MSCI 8-K — Smart Summary
77% reductionMSCI Inc. updated its full-year 2025 interest expense guidance upward to reflect the August 2025 issuance of $1.25 billion in senior notes and subsequent repayment of revolving credit facility borrowings. The revised interest expense outlook is $205 to $209 million, compared to prior guidance of $182 to $186 million. All other components of previously issued full-year 2025 guidance remain unchanged.
Item 7.01 — Regulation FD Disclosure
Item 7 01
- MSCI CFO Andrew Wiechmann participated in a fireside chat at the Barclays Global Financial Services Conference on September 8, 2025 at 12:00 p.m.
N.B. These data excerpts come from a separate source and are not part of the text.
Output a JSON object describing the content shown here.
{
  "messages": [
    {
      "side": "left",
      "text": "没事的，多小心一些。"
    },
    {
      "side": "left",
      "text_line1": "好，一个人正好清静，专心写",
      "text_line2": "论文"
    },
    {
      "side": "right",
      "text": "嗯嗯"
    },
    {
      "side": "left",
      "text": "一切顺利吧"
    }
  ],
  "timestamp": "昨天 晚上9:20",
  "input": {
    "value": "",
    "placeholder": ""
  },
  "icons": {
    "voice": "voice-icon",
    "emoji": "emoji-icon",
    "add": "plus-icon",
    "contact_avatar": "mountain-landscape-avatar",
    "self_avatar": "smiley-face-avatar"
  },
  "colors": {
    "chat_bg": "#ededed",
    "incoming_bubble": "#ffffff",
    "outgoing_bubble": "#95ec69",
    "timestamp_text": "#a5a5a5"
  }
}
Eastern Time.
- Updated full-year 2025 interest expense guidance (including amortization of financing fees): approximately $205 to $209 million, up from prior guidance of $182 to $186 million.
- Q3 2025 (quarter ending September 30, 2025) interest expense currently expected to be approximately $54 to $55 million.
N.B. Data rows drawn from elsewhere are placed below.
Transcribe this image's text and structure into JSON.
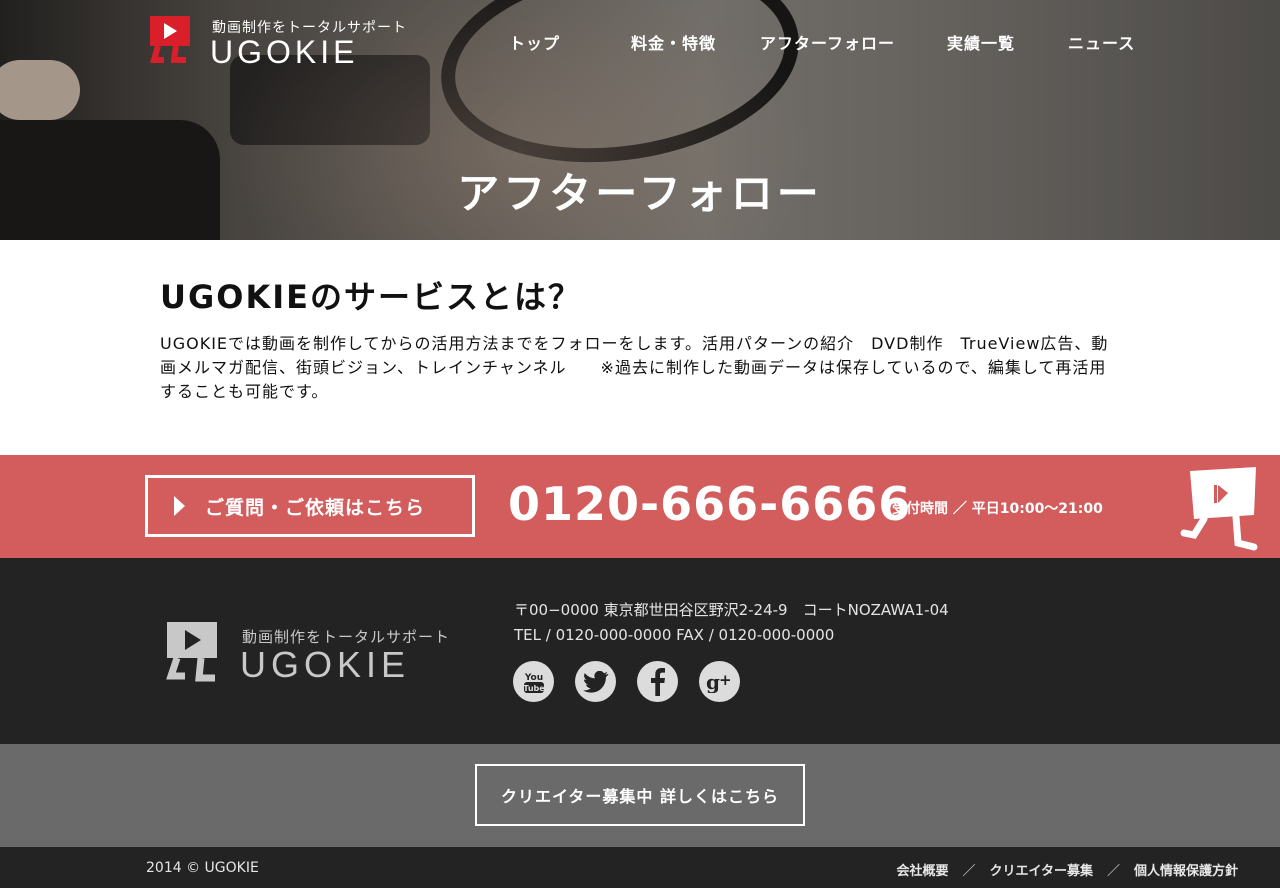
{
  "header": {
    "logo_tagline": "動画制作をトータルサポート",
    "logo_name": "UGOKIE",
    "nav": [
      "トップ",
      "料金・特徴",
      "アフターフォロー",
      "実績一覧",
      "ニュース"
    ],
    "page_title": "アフターフォロー"
  },
  "main": {
    "heading": "UGOKIEのサービスとは？",
    "body": "UGOKIEでは動画を制作してからの活用方法までをフォローをします。活用パターンの紹介　DVD制作　TrueView広告、動画メルマガ配信、街頭ビジョン、トレインチャンネル　　※過去に制作した動画データは保存しているので、編集して再活用することも可能です。"
  },
  "contact": {
    "button_label": "ご質問・ご依頼はこちら",
    "phone": "0120-666-6666",
    "hours": "受付時間 ／ 平日10:00〜21:00"
  },
  "footer": {
    "logo_tagline": "動画制作をトータルサポート",
    "logo_name": "UGOKIE",
    "address": "〒00−0000 東京都世田谷区野沢2-24-9　コートNOZAWA1-04",
    "tel_fax": "TEL / 0120-000-0000  FAX / 0120-000-0000",
    "social": [
      "youtube-icon",
      "twitter-icon",
      "facebook-icon",
      "google-plus-icon"
    ],
    "recruit_button": "クリエイター募集中 詳しくはこちら",
    "copyright": "2014 © UGOKIE",
    "links": [
      "会社概要",
      "クリエイター募集",
      "個人情報保護方針"
    ],
    "link_separator": "／"
  },
  "colors": {
    "brand_red": "#d81f2a",
    "contact_band": "#d35c5c",
    "footer_dark": "#232323",
    "recruit_gray": "#6a6a6a"
  }
}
- The guidance increase is driven by the August 2025 issuance of $1.25 billion of 5.25% senior notes due 2035.
- Outstanding borrowings under the Company's revolving credit facility were repaid on August 11, 2025, following the senior notes issuance.
- The higher interest expense outlook results from a higher expected debt balance for 2025 due to the financing activities.
- A portion of MSCI's interest expense is from variable-rate indebtedness under its revolving credit facility; the majority is from fixed-rate senior unsecured notes.
- Interest expense may vary with changes to the secured overnight financing rate (SOFR) and indebtedness levels.
- All other components of previously issued full-year 2025 guidance, as set forth in the July 22, 2025 Q2 earnings release, remain unchanged.